Bediüzzaman Said Nursi’yi hedef alan bir kara propaganda örneği

Bediüzzaman Said Nursi’yi hedef alan bir kara propaganda örneği

1950-60 arasında Bediüzzaman Said Nursi ve talebeleri Tek Parti dönemini aratmayan baskılarla karşılaştı. DP’nin özellikle 1957’den sonraki döneminde zulümler arttı. Said Nursi’nin seyahat hürriyeti engellendi. Yeni soruşturmalar ve davalar açıldı. Risale-i Nur talebeleri tutuklandı. Kitaplar toplatıldı. Gazetelerde Bediüzzaman’ı hedef alan iftira kampanyaları düzenlendi.

23 Mart 1960’ta Said Nursi vefat etti. İki ay sonra 27 Mayıs’ta askeri darbe oldu.
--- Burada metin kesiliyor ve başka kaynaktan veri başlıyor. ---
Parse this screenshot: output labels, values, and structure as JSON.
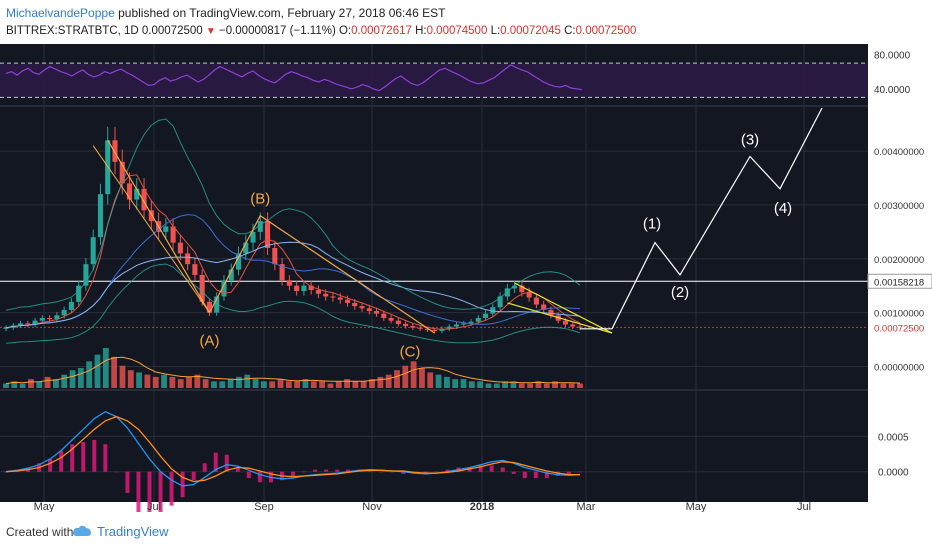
{
  "header": {
    "author": "MichaelvandePoppe",
    "published": "published on TradingView.com, February 27, 2018 06:46 EST",
    "symbol": "BITTREX:STRATBTC, 1D",
    "last": "0.00072500",
    "change": "−0.00000817 (−1.11%)",
    "open_label": "O:",
    "open": "0.00072617",
    "high_label": "H:",
    "high": "0.00074500",
    "low_label": "L:",
    "low": "0.00072045",
    "close_label": "C:",
    "close": "0.00072500"
  },
  "footer": {
    "created_with": "Created with",
    "brand": "TradingView"
  },
  "colors": {
    "background": "#131722",
    "grid": "#2a2e39",
    "candle_up": "#26a69a",
    "candle_down": "#ef5350",
    "rsi_line": "#8e3fd8",
    "macd_line": "#2196f3",
    "signal_line": "#ff8c1a",
    "wave_abc": "#f5a742",
    "wave_12345": "#ffffff",
    "wedge": "#e6e62e",
    "price_level": "#e0302e"
  },
  "chart_data": [
    {
      "type": "line",
      "panel": "rsi",
      "y_ticks": [
        "80.0000",
        "40.0000"
      ],
      "bands": [
        70,
        30
      ],
      "ylim": [
        20,
        90
      ],
      "values": [
        58,
        60,
        56,
        61,
        64,
        59,
        57,
        62,
        66,
        63,
        60,
        58,
        55,
        59,
        62,
        57,
        54,
        56,
        60,
        58,
        61,
        63,
        59,
        56,
        52,
        48,
        44,
        45,
        50,
        53,
        49,
        51,
        54,
        56,
        52,
        48,
        51,
        56,
        62,
        66,
        63,
        60,
        57,
        54,
        58,
        61,
        56,
        52,
        49,
        47,
        52,
        57,
        60,
        58,
        55,
        53,
        50,
        48,
        51,
        49,
        46,
        44,
        42,
        40,
        42,
        45,
        43,
        40,
        38,
        42,
        47,
        52,
        55,
        50,
        46,
        44,
        47,
        52,
        57,
        62,
        64,
        61,
        58,
        55,
        51,
        48,
        46,
        47,
        50,
        53,
        58,
        63,
        68,
        65,
        62,
        60,
        56,
        52,
        48,
        45,
        43,
        42,
        44,
        41,
        40,
        39
      ]
    },
    {
      "type": "candlestick",
      "panel": "price",
      "y_ticks": [
        "0.00400000",
        "0.00300000",
        "0.00200000",
        "0.00100000",
        "0.00000000"
      ],
      "x_ticks": [
        "May",
        "Jul",
        "Sep",
        "Nov",
        "2018",
        "Mar",
        "May",
        "Jul"
      ],
      "ylim": [
        -0.0004,
        0.0048
      ],
      "close_series": [
        0.00072,
        0.00076,
        0.0008,
        0.00078,
        0.00085,
        0.0009,
        0.00088,
        0.00095,
        0.00105,
        0.0012,
        0.0015,
        0.0019,
        0.0024,
        0.0032,
        0.0042,
        0.0038,
        0.0034,
        0.0031,
        0.0033,
        0.0029,
        0.0027,
        0.0025,
        0.0026,
        0.0023,
        0.0021,
        0.0019,
        0.0017,
        0.0012,
        0.001,
        0.0013,
        0.0016,
        0.0018,
        0.0021,
        0.0023,
        0.0025,
        0.0027,
        0.0022,
        0.0019,
        0.0016,
        0.0015,
        0.0014,
        0.0015,
        0.00142,
        0.00135,
        0.0013,
        0.00128,
        0.00124,
        0.00118,
        0.00112,
        0.00108,
        0.00103,
        0.00098,
        0.0009,
        0.00085,
        0.00079,
        0.00075,
        0.00072,
        0.0007,
        0.00068,
        0.00066,
        0.0007,
        0.00074,
        0.00078,
        0.0008,
        0.00083,
        0.0009,
        0.00098,
        0.0011,
        0.0013,
        0.00145,
        0.0015,
        0.00138,
        0.00128,
        0.00115,
        0.00105,
        0.00095,
        0.00085,
        0.00078,
        0.00074,
        0.00072
      ],
      "levels": [
        {
          "label": "0.00158218",
          "value": 0.00158218,
          "color": "#ffffff"
        },
        {
          "label": "0.00072500",
          "value": 0.000725,
          "color": "#e0302e"
        }
      ],
      "wave_labels": [
        {
          "label": "(A)",
          "x": "Jul",
          "value": 0.0008
        },
        {
          "label": "(B)",
          "x": "Aug",
          "value": 0.0028
        },
        {
          "label": "(C)",
          "x": "Nov",
          "value": 0.0003
        },
        {
          "label": "(1)",
          "x": "Apr",
          "value": 0.0023
        },
        {
          "label": "(2)",
          "x": "Apr",
          "value": 0.0017
        },
        {
          "label": "(3)",
          "x": "Jun",
          "value": 0.0039
        },
        {
          "label": "(4)",
          "x": "Jun",
          "value": 0.0033
        }
      ],
      "projection": [
        {
          "x": "Mar",
          "value": 0.0007
        },
        {
          "x": "Apr",
          "value": 0.0023
        },
        {
          "x": "Apr",
          "value": 0.0017
        },
        {
          "x": "Jun",
          "value": 0.0039
        },
        {
          "x": "Jun",
          "value": 0.0033
        },
        {
          "x": "Jul",
          "value": 0.0048
        }
      ]
    },
    {
      "type": "bar",
      "panel": "volume",
      "values": [
        2,
        3,
        2,
        4,
        3,
        5,
        4,
        6,
        8,
        9,
        12,
        15,
        18,
        14,
        10,
        8,
        7,
        6,
        5,
        6,
        5,
        4,
        5,
        6,
        4,
        3,
        3,
        4,
        5,
        6,
        4,
        3,
        3,
        4,
        3,
        3,
        4,
        3,
        3,
        2,
        3,
        4,
        3,
        3,
        4,
        5,
        6,
        8,
        10,
        12,
        9,
        7,
        6,
        5,
        4,
        4,
        3,
        3,
        2,
        2,
        3,
        3,
        2,
        2,
        3,
        2,
        3,
        2,
        2,
        2
      ]
    },
    {
      "type": "line",
      "panel": "macd",
      "y_ticks": [
        "0.0005",
        "0.0000"
      ],
      "ylim": [
        -0.0004,
        0.0011
      ],
      "series": [
        {
          "values": [
            0,
            2e-05,
            5e-05,
            0.0001,
            0.00018,
            0.0003,
            0.00045,
            0.0006,
            0.00075,
            0.00085,
            0.00078,
            0.00062,
            0.0004,
            0.00018,
            0,
            -0.00012,
            -0.0002,
            -0.00018,
            -8e-05,
            3e-05,
            0.0001,
            8e-05,
            2e-05,
            -4e-05,
            -8e-05,
            -0.0001,
            -9e-05,
            -6e-05,
            -4e-05,
            -3e-05,
            -2e-05,
            0,
            2e-05,
            3e-05,
            2e-05,
            1e-05,
            0,
            -2e-05,
            -3e-05,
            -2e-05,
            0,
            3e-05,
            6e-05,
            0.0001,
            0.00014,
            0.00016,
            0.00012,
            6e-05,
            2e-05,
            -2e-05,
            -4e-05,
            -5e-05,
            -4e-05
          ]
        },
        {
          "values": [
            0,
            1e-05,
            3e-05,
            6e-05,
            0.00012,
            0.0002,
            0.00032,
            0.00046,
            0.0006,
            0.00072,
            0.00078,
            0.00072,
            0.0006,
            0.00042,
            0.00022,
            4e-05,
            -8e-05,
            -0.00014,
            -0.00012,
            -6e-05,
            2e-05,
            6e-05,
            5e-05,
            1e-05,
            -3e-05,
            -6e-05,
            -7e-05,
            -6e-05,
            -5e-05,
            -4e-05,
            -3e-05,
            -1e-05,
            1e-05,
            2e-05,
            2e-05,
            1e-05,
            1e-05,
            -1e-05,
            -2e-05,
            -2e-05,
            -1e-05,
            1e-05,
            4e-05,
            7e-05,
            0.00011,
            0.00014,
            0.00013,
            9e-05,
            5e-05,
            1e-05,
            -2e-05,
            -4e-05,
            -4e-05
          ]
        }
      ]
    }
  ]
}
Adnan Menderes ve arkadaşları siyaset sahnesinden silindi. Darbe yönetiminin ilk gündem maddelerinden biri yine Said Nursi ve talebeleriydi. Said Nursi’nin naaşı Urfa’daki mezarından alınarak Isparta şehir mezarlığına defnedildi.

27 Mayıs darbesi toplumu ve devleti yeniden dizayn ediyordu. 1961’deki ilk seçimlerde CHP birinci parti oldu ve hükümeti kurma görevi İsmet İnönü’ye verildi. DP’nin yerine Adalet Partisi kurulmuştu. Ragıp Gümüşpala’nın yerine 1964’te Süleyman Demirel genel başkan seçildi.

1960’lı yıllarda Nurculuğa karşı Çetin Özek ve İbrahim Ağah Çubukçu imzası ile pek çok makale ve kitaplar yayımlandı. Hukukçu Özek ve ilahiyatçı Çubukçu’nun ortak noktası dindar kitleleri Said Nursi ve Risale-i Nurların İslam dışı olduğuna ikna etmekti. 6, 4 1964, Varlık Yayınları’nda çıkan Özek’in Nurculuğun içyüzü kitabında Said Nursi için; kendisini evliya gibi görüyordu, akıl hastasıydı, emsalsiz bir filozof sanıyordu!’ deniyor. 5 8, 1964 tarihli ‘Din ışığı altında Nurculuk’ başlığı taşıyan bir kitabın müellifi de cuntacı generallerden Faruk Güventürk’tü. 11 10 1965’te, Said Nursi’nin kitaplarının satış ve dağıtımı yasaklandı. 11 7 1966’da Cumhurbaşkanı Cevdet Sunay: Nurculuk anayasaya aykırı dedi. 15 19 1967’de, Nurculuk hakkında Cumhurbaşkanı Cevdet Sunay’a rapor verildi, 19 kişilik bir liste ile Nurcuların Diyanet İşleri başkanlığı’nda kadrolaştıkları ihbar ediliyordu.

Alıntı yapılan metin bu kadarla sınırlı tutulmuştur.